Lia ficou calada e olhou para o chão. Achou que uma viagem de 300 km, uma caminhada na chuva e uma história tocante seriam o suficiente para sensibilizar a pessoa que pegou o seu livro, mas não funcionou.

—Tá bom. Se você não quer devolver, não precisa. Desculpe incomodar. Agora era Júlia quem não esperava. Ela estava achando que aquela mocinha petulante ia entrar a força, procurar o livro pela casa e sair levando a porta junto. Mas ela simplesmente desistiu e resolveu ir embora. E parecia triste.
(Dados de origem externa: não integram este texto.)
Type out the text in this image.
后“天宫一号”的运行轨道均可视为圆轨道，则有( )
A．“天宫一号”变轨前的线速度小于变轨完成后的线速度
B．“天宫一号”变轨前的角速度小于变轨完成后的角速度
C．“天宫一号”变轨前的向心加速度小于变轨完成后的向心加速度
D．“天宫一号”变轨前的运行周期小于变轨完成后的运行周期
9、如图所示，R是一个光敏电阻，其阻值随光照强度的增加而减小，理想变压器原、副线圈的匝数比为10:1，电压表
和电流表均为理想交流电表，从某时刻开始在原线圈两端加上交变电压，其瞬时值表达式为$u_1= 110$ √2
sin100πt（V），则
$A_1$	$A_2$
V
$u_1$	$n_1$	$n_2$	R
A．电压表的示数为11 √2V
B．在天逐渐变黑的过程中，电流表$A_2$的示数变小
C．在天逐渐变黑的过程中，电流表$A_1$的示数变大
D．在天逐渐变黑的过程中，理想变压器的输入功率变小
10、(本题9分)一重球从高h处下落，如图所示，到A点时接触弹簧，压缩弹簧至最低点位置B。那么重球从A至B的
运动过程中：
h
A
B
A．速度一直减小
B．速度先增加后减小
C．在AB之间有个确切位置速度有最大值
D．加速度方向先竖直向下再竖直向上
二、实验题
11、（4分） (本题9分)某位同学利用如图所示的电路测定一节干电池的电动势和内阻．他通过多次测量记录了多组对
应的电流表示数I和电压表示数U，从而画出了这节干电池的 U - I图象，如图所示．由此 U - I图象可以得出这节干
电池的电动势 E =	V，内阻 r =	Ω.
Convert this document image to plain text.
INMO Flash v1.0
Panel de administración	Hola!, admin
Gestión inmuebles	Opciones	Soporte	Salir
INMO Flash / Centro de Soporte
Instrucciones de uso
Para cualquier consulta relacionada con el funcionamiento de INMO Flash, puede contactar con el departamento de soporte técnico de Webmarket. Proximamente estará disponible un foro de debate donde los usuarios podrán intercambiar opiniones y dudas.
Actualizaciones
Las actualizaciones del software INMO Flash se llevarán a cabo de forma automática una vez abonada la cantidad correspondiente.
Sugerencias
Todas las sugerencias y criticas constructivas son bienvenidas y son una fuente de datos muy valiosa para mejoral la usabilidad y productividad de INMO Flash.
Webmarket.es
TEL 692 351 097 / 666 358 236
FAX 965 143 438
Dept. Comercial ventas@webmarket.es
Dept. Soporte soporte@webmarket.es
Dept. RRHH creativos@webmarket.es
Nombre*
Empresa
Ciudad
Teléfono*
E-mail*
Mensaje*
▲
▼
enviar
Alguém que não se importava com o livro não ficaria triste sem ele.

— Espera um minuto. — A moça já estava abrindo o guarda-chuva para sair quando a velha sumiu pela porta. Voltou dois minutos depois com o livro enrolado num saco plástico.

— Tome. É seu, então fique com ele. Mas cuide bem. Vou cuidar. Obrigada. — Lia não demonstrou nenhum tipo de gratidão. Para ela, a outra não fazia mais do que a sua obrigação em devolver o exemplar. Terminou de abrir o guarda chuva e saiu para a calçada no meio da tempestade.

Dias depois, Júlia recebeu um pacote do correio, em seu nome, na recepção do hotel. Estava sem remetente e vinha com um bilhete escrito à mão pelo chefe da correspondência, recomendando que não fosse aberto. Mesmo assim, ela ignorou a advertência e abriu. Era uma cópia nova do livro que ela devolveu na semana anterior. Na primeira capa, estava escrita a seguinte dedicatória: “Já que você fazia tanta questão, achei que seria justo ter um só para você. Lia”.